I was weighed first. I desperately tried to think of something heavy - like an elephant, but apparently it was shrunken by Dr. What's-his-face from 'Honey I Shrunk The Kids' cause I'm down another 5 pounds.
I've gone from simply skinny to moderately malnourished.
Did I fool any of you into thinking that I haven't been malnourished for years?
Unfortunately, as explained to me by the CF team in Halifax, it's a vicious cycle.
Crusty lungs + craptastic appetite = crustafiably craptastic numbers on the scale.
My lung function has also plummeted. So you see? The Halifax team is brilliant...and I need to eat a boat load of cheeseburgers and milkshakes.
I've been on many different antibiotics the last few months and they only seem to buy me a bit of time before I sink back into an energy zapping, torturous breathing vortex.
So it's time to hit 'em hard. Send the liquid army in to attack and stomp all over the infection's face.

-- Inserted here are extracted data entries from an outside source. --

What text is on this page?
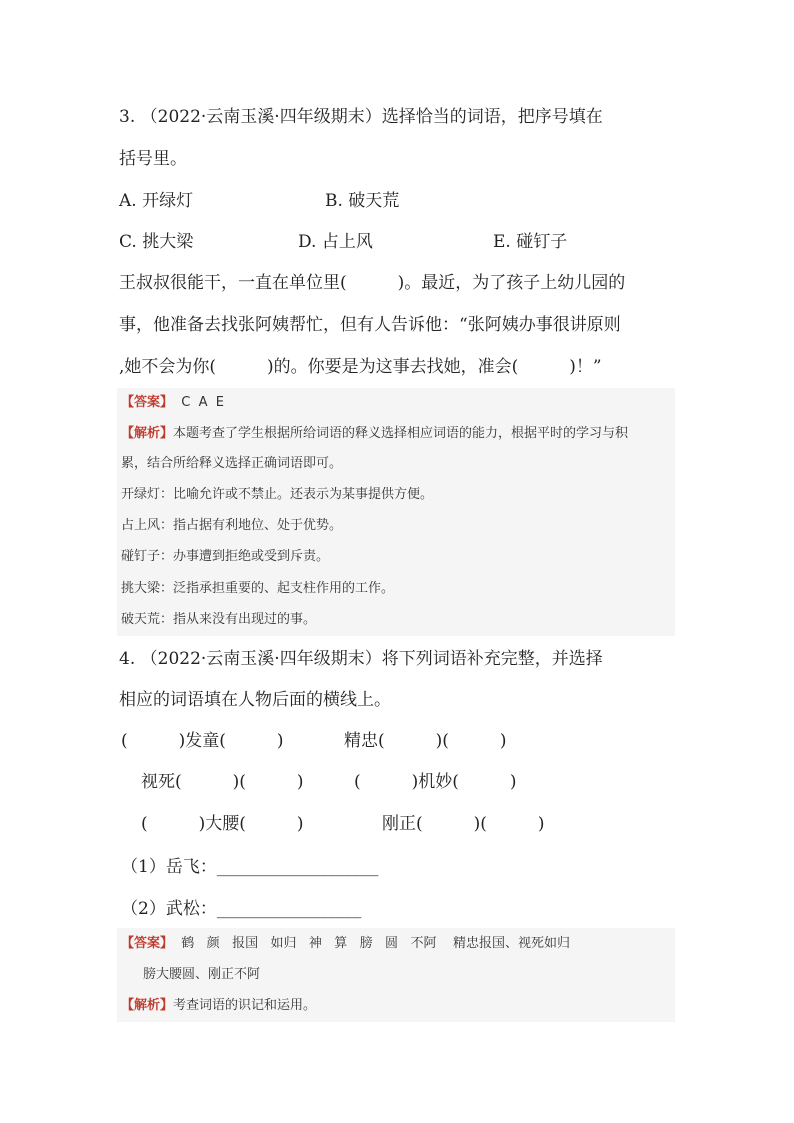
3. （2022·云南玉溪·四年级期末）选择恰当的词语，把序号填在
括号里。
A. 开绿灯	B. 破天荒
C. 挑大梁	D. 占上风	E. 碰钉子
王叔叔很能干，一直在单位里(　　　)。最近，为了孩子上幼儿园的
事，他准备去找张阿姨帮忙，但有人告诉他：“张阿姨办事很讲原则
,她不会为你(　　　)的。你要是为这事去找她，准会(　　　)！”
【答案】  C  A  E
【解析】本题考查了学生根据所给词语的释义选择相应词语的能力，根据平时的学习与积
累，结合所给释义选择正确词语即可。
开绿灯：比喻允许或不禁止。还表示为某事提供方便。
占上风：指占据有利地位、处于优势。
碰钉子：办事遭到拒绝或受到斥责。
挑大梁：泛指承担重要的、起支柱作用的工作。
破天荒：指从来没有出现过的事。
4. （2022·云南玉溪·四年级期末）将下列词语补充完整，并选择
相应的词语填在人物后面的横线上。
(　　　)发童(　　　)	精忠(　　　)(　　　)
视死(　　　)(　　　)	(　　　)机妙(　　　)
(　　　)大腰(　　　)	刚正(　　　)(　　　)
（1）岳飞：___________________
（2）武松：_________________
【答案】  鹤   颜   报国   如归   神   算   膀   圆   不阿    精忠报国、视死如归
膀大腰圆、刚正不阿
【解析】考查词语的识记和运用。
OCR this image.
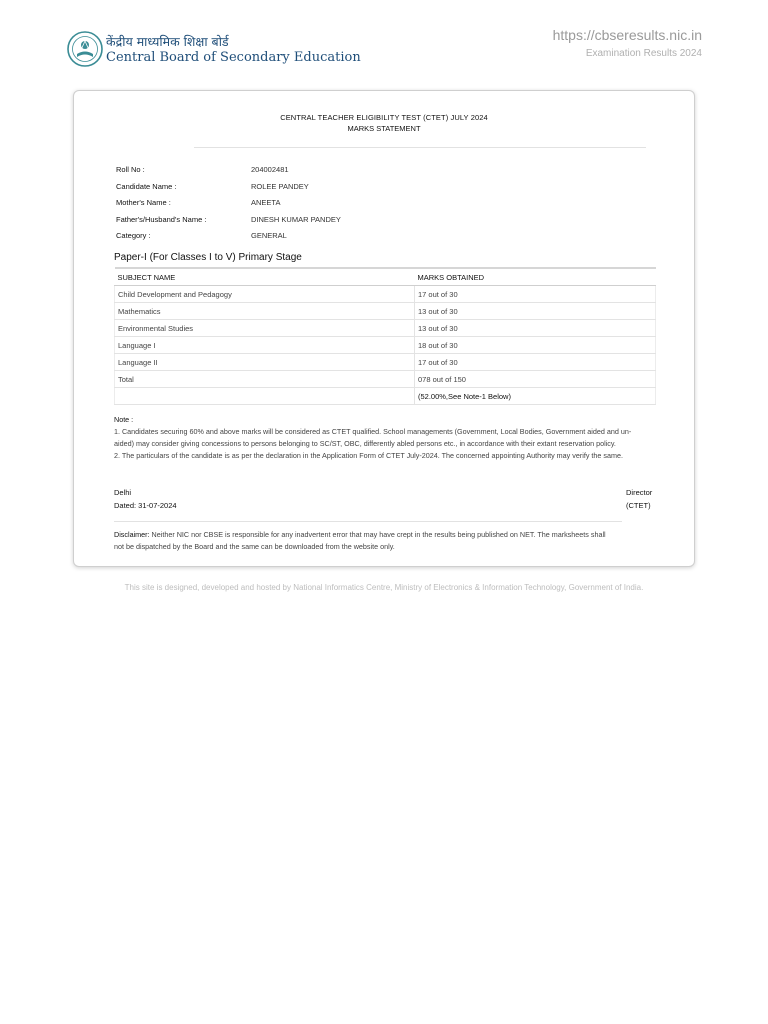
केंद्रीय माध्यमिक शिक्षा बोर्ड
Central Board of Secondary Education
https://cbseresults.nic.in
Examination Results 2024
CENTRAL TEACHER ELIGIBILITY TEST (CTET) JULY 2024
MARKS STATEMENT
Roll No :	204002481
Candidate Name :	ROLEE PANDEY
Mother's Name :	ANEETA
Father's/Husband's Name :	DINESH KUMAR PANDEY
Category :	GENERAL
Paper-I (For Classes I to V) Primary Stage
SUBJECT NAME	MARKS OBTAINED
Child Development and Pedagogy	17 out of 30
Mathematics	13 out of 30
Environmental Studies	13 out of 30
Language I	18 out of 30
Language II	17 out of 30
Total	078 out of 150
	(52.00%,See Note-1 Below)
Note :
1. Candidates securing 60% and above marks will be considered as CTET qualified. School managements (Government, Local Bodies, Government aided and un-aided) may consider giving concessions to persons belonging to SC/ST, OBC, differently abled persons etc., in accordance with their extant reservation policy.
2. The particulars of the candidate is as per the declaration in the Application Form of CTET July-2024. The concerned appointing Authority may verify the same.
Delhi
Dated: 31-07-2024
Director
(CTET)
Disclaimer: Neither NIC nor CBSE is responsible for any inadvertent error that may have crept in the results being published on NET. The marksheets shall not be dispatched by the Board and the same can be downloaded from the website only.
This site is designed, developed and hosted by National Informatics Centre, Ministry of Electronics & Information Technology, Government of India.
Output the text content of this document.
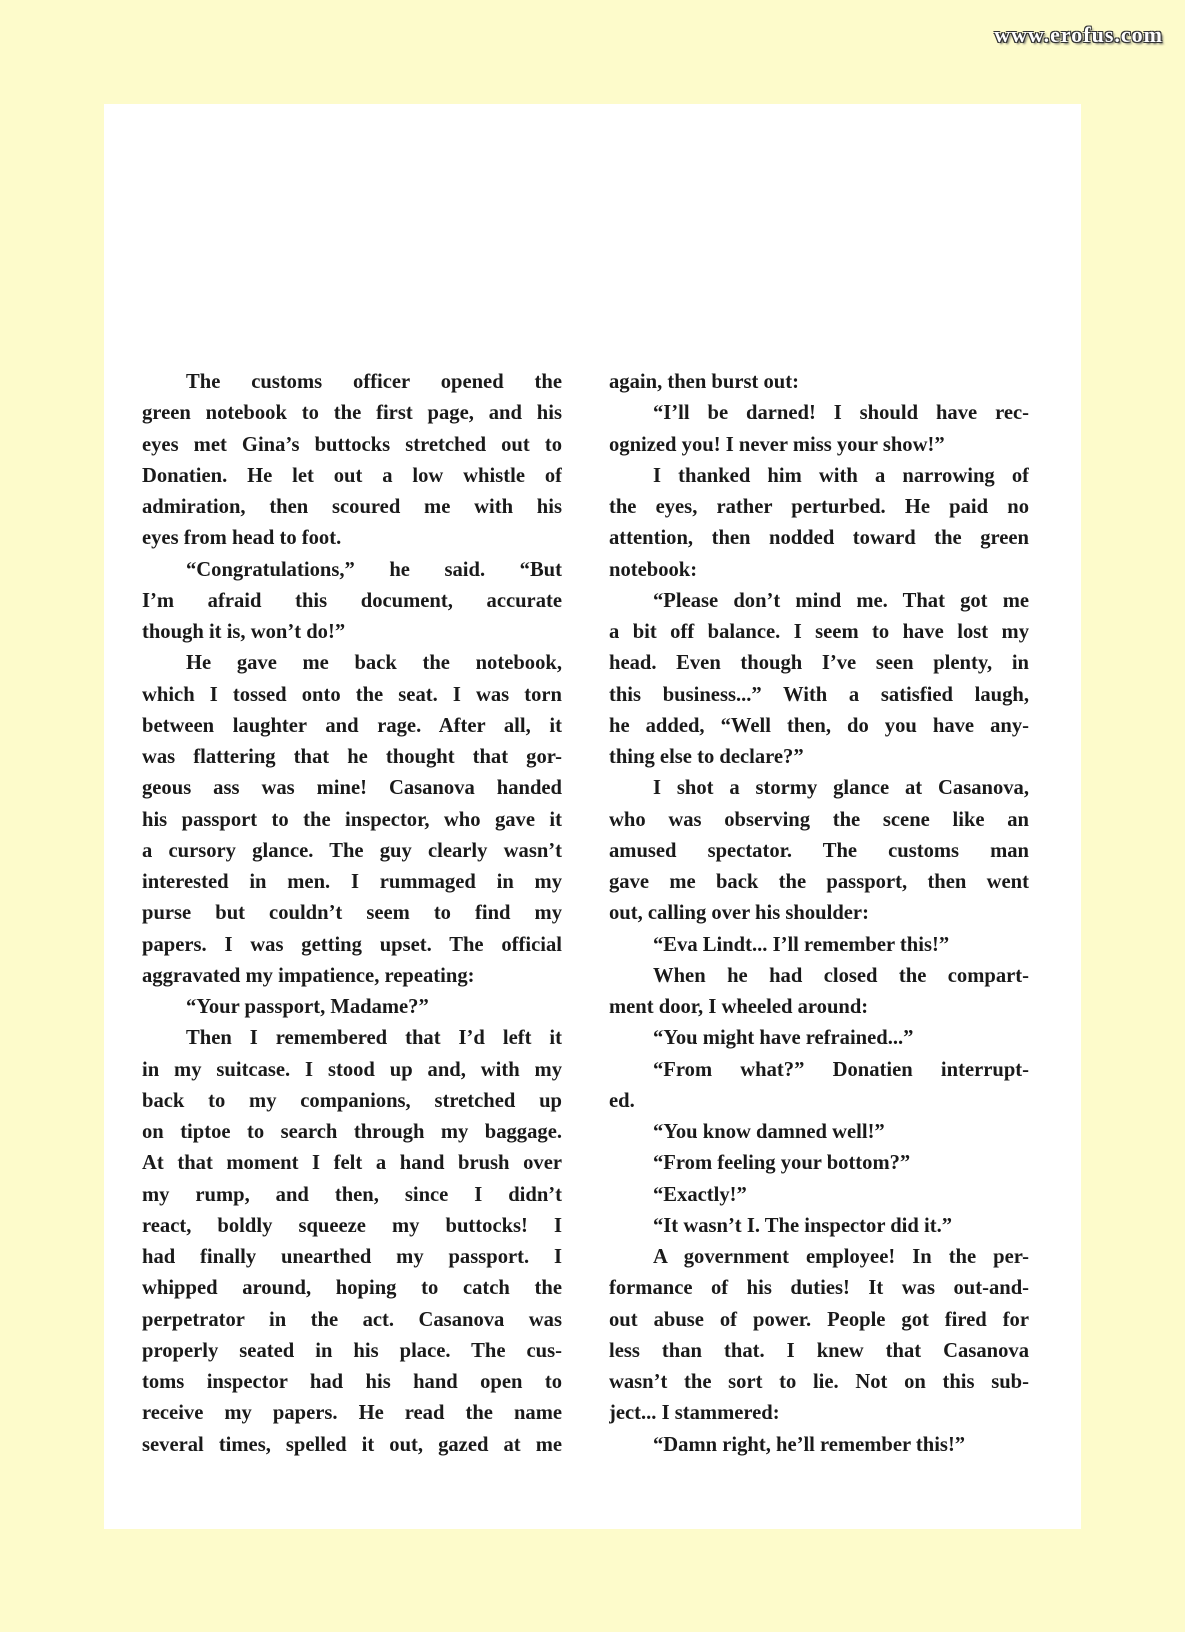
www.erofus.com
The customs officer opened the
green notebook to the first page, and his
eyes met Gina’s buttocks stretched out to
Donatien. He let out a low whistle of
admiration, then scoured me with his
eyes from head to foot.
“Congratulations,” he said. “But
I’m afraid this document, accurate
though it is, won’t do!”
He gave me back the notebook,
which I tossed onto the seat. I was torn
between laughter and rage. After all, it
was flattering that he thought that gor-
geous ass was mine! Casanova handed
his passport to the inspector, who gave it
a cursory glance. The guy clearly wasn’t
interested in men. I rummaged in my
purse but couldn’t seem to find my
papers. I was getting upset. The official
aggravated my impatience, repeating:
“Your passport, Madame?”
Then I remembered that I’d left it
in my suitcase. I stood up and, with my
back to my companions, stretched up
on tiptoe to search through my baggage.
At that moment I felt a hand brush over
my rump, and then, since I didn’t
react, boldly squeeze my buttocks! I
had finally unearthed my passport. I
whipped around, hoping to catch the
perpetrator in the act. Casanova was
properly seated in his place. The cus-
toms inspector had his hand open to
receive my papers. He read the name
several times, spelled it out, gazed at me
again, then burst out:
“I’ll be darned! I should have rec-
ognized you! I never miss your show!”
I thanked him with a narrowing of
the eyes, rather perturbed. He paid no
attention, then nodded toward the green
notebook:
“Please don’t mind me. That got me
a bit off balance. I seem to have lost my
head. Even though I’ve seen plenty, in
this business...” With a satisfied laugh,
he added, “Well then, do you have any-
thing else to declare?”
I shot a stormy glance at Casanova,
who was observing the scene like an
amused spectator. The customs man
gave me back the passport, then went
out, calling over his shoulder:
“Eva Lindt... I’ll remember this!”
When he had closed the compart-
ment door, I wheeled around:
“You might have refrained...”
“From what?” Donatien interrupt-
ed.
“You know damned well!”
“From feeling your bottom?”
“Exactly!”
“It wasn’t I. The inspector did it.”
A government employee! In the per-
formance of his duties! It was out-and-
out abuse of power. People got fired for
less than that. I knew that Casanova
wasn’t the sort to lie. Not on this sub-
ject... I stammered:
“Damn right, he’ll remember this!”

I'm all tucked into my hospital room. The cool part is that it's the same room I had in July. Kinda like being at home...well, except not. Great view of the church next door and the evening drug deals. At the moment my windows are wide open and I am having the incredible audio experience of squealing siren after siren. Ahhh the magic...
Mom has gone home to look after the G-man and to explain to him where his mama is. I'm sure he'll understand.
I've been busy getting poked and prodded:
|Pretty awkward spot for an IV|
They wanted to put it in my hand, but I refused as I need my hands free to type the ridiculousness that emanates from my half working (at the moment) brain. I hope you all appreciate it.